Georgie is a writer for InQuire. She studies English and American Literature with Creative Writing. She enjoys writing about food and travel.

The atmosphere outside the Marlowe theatre before Canterbury Pride was as you would expect; happy, excited and colourful. Throughout the morning, more and more rainbow flags were unfurled as people assembled around the theatre in preparation for Canterbury’s third Pride parade.

While the crowds slowly arrived, two young girls sat attaching rainbow flags to their shoulders with safety pins. For one of them this would be her third time taking part in Canterbury Pride, but for her friend, as for many, this parade would be a momentous first. “I was in the closet until earlier this year and so I’d never really got the chance” she explained, adding that she was “nervously excited” for her first Pride experience. Nora Baker travelled to Canterbury from Essex to take part in the parade. “Canterbury is my second home,” she said, “and so when they advertised Canterbury Pride it was like ‘I am going to that!’”. For Nora, who came out “last November after 38 years” this would also be her first time taking part in the parade. “It is quite an experience and it will be emotional” she noted, after saying that she and her friends were thrilled by the number of people who had turned out to support the LGBT+ community.

For others in the crowd, Canterbury pride has become something of a habit. Though the parade has only been running in Canterbury for the past three years, there are already several people who would consider themselves regulars. Aaron, a former Canterbury Christ Church student, helped to organise Canterbury Pride two years ago. For them it was nice to return and see how the crowds had grown since the first parade. “It just gets bigger and bigger and it’s such an inclusive atmosphere”. Though Aaron is originally from London and has been involved in “at least ten” different Pride parades, when asked which their favourite was they instantly named Canterbury the best. “I don’t even need prompting to say that!”

Of course, it being a celebration of the LGBT+ community, and love, there were many couples in attendance. One woman currently getting her PhD in psychology at the University of Kent was celebrating her second Pride in Canterbury with her wife, though she has a longstanding history with this city. “I did my first undergrad at Kent in the 80’s with my wife; this is where we met 35 years ago” she explained, adding that she later came back to Kent for a second undergraduate degree at the University before returning once more for her PhD. “This is home now, absolutely” she said.
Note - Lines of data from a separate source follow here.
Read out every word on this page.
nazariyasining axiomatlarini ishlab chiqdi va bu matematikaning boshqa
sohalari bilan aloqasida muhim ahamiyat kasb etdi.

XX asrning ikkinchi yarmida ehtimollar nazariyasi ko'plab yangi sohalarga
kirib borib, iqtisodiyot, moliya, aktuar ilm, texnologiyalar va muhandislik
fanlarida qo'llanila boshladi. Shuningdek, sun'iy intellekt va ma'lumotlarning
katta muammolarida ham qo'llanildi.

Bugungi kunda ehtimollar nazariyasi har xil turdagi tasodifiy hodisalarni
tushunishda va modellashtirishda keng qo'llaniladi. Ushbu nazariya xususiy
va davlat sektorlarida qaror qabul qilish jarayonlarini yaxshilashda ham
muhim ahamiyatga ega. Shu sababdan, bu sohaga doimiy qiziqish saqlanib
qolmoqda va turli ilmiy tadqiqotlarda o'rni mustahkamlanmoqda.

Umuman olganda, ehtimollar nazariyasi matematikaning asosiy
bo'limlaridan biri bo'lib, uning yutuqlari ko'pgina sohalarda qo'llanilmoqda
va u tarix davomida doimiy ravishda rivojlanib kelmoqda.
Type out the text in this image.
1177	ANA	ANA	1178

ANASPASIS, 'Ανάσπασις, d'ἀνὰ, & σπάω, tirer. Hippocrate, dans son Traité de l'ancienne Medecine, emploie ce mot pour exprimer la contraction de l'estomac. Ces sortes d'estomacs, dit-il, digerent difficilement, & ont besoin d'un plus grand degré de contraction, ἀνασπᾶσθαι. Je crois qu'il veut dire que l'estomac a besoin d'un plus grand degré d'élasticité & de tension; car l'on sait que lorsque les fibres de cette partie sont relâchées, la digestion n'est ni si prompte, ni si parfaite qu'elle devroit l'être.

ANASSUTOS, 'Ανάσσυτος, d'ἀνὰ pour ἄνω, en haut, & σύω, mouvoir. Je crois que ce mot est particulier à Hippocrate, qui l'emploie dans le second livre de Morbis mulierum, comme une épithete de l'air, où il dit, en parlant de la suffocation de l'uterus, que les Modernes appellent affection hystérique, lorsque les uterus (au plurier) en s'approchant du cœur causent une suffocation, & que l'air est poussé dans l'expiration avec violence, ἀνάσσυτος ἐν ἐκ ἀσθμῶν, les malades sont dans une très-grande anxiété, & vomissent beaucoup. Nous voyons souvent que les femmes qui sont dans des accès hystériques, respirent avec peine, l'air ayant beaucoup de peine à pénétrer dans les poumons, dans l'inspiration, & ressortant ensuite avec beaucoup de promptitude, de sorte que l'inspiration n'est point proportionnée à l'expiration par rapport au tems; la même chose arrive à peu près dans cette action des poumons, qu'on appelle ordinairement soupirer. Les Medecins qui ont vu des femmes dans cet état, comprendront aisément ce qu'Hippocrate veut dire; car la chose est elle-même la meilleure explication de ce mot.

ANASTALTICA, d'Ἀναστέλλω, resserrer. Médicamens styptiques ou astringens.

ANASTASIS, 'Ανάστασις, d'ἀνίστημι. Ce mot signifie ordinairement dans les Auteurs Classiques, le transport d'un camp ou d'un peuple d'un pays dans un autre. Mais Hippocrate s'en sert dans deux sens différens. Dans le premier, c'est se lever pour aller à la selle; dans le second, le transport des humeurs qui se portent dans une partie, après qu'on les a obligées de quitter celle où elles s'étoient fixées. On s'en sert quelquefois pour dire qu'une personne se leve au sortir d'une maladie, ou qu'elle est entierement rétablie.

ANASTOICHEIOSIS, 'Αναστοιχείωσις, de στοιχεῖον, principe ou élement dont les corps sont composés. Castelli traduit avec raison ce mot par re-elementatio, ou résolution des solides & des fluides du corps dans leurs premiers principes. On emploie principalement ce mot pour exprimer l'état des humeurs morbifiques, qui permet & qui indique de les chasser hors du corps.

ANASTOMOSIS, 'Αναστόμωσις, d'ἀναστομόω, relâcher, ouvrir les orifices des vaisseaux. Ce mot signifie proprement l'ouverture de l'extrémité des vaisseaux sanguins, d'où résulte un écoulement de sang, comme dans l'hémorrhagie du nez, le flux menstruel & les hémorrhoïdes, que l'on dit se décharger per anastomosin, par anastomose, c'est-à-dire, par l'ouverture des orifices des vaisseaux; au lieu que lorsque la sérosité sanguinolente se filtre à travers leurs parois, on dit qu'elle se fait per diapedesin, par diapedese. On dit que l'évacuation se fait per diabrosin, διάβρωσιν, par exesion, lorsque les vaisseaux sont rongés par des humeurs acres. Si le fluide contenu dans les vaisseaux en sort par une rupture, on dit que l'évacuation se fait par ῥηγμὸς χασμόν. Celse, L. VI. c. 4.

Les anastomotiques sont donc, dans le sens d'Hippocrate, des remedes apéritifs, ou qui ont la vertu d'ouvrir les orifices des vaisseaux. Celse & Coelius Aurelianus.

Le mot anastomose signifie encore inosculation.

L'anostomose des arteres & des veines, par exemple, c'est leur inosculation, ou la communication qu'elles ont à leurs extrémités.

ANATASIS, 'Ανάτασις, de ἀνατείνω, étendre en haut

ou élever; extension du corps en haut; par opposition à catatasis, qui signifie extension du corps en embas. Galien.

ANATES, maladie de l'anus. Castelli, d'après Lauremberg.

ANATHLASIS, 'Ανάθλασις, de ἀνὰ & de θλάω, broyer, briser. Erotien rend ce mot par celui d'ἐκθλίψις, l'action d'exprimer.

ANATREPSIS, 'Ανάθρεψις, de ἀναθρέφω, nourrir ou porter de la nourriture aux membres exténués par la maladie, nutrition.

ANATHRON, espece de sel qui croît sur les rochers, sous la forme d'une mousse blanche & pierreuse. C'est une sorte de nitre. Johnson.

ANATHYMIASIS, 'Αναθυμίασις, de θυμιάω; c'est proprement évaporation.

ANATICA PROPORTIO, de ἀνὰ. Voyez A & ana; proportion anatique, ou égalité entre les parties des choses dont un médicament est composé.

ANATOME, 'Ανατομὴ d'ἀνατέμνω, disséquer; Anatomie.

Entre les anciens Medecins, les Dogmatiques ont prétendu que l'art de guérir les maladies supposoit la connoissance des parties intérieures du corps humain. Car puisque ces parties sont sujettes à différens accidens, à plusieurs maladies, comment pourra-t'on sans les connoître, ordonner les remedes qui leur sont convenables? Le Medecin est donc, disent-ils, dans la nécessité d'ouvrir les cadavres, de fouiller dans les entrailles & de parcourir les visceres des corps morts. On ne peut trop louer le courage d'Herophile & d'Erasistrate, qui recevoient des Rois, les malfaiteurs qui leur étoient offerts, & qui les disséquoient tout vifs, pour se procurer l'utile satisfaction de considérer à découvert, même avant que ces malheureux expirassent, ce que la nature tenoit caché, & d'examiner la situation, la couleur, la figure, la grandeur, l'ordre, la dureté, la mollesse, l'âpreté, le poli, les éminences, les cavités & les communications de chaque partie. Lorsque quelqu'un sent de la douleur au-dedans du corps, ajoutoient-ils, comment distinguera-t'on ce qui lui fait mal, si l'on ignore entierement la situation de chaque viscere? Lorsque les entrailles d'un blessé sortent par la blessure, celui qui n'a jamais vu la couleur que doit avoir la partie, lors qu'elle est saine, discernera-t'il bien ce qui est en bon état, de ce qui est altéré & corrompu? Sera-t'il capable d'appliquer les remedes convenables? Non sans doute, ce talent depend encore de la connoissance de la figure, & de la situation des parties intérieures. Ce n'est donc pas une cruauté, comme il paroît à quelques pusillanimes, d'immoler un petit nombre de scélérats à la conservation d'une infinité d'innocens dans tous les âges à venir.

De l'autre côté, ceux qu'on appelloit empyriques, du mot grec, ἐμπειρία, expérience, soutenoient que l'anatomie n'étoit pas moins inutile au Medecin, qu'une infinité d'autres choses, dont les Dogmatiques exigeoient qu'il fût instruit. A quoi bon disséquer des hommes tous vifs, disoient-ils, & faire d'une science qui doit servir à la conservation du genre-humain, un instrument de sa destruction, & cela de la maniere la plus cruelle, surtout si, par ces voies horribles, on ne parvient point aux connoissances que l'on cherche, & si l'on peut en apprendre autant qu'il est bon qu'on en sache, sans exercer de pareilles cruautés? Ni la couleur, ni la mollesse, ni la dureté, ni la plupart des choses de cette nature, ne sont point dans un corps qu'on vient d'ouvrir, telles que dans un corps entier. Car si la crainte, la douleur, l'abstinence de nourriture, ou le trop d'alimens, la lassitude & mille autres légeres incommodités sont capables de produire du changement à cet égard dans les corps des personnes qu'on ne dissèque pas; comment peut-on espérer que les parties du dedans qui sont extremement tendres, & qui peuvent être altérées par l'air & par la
Of the LGBT+ community in Canterbury, she and her wife commented on how encouraging it was to see it “thriving and growing” compared to when they were first here in the 80’s when “there was hardly any community”.

The importance of the acceptance of the LGBT+ community in Canterbury was made evident by many at the parade. Many commented on the diversity and inclusiveness of the city and its LGBT+ community. One couple, both students at UKC, said that having this community “is such a liberating thing”. Though they have been together since they met in Canterbury two years ago, one of them is unable to be out in her home country of Turkey, saying that “there’s no community at all in Turkey”. For her, the turn out and support for the parade was encouraging but she added that more could be done in terms of mental health and protection for the LGBT+ community in Canterbury.

As the parade made its way down the high street, hordes of spectators blew whistles, cheered and clapped. Just before entering the park, a woman and young man stopped to take a selfie with their flags. Neighbours Ben and Mel came to take part in Canterbury Pride for the first time. “I’m bisexual, I’ve got my bisexual flag, and I’ve come here to support everybody” said Mel as the parade neared the festival site. To Ben the support and inclusiveness of Canterbury Pride is something fairly recent. “For the past few years I haven’t really seen this sort of thing go on. But I think it is starting to become the norm for people to get together and support everybody”. The success of the parade and Canterbury Pride has shown the diversity of the LGBT+ community here in Canterbury but it also the growth of this community and its importance to the city.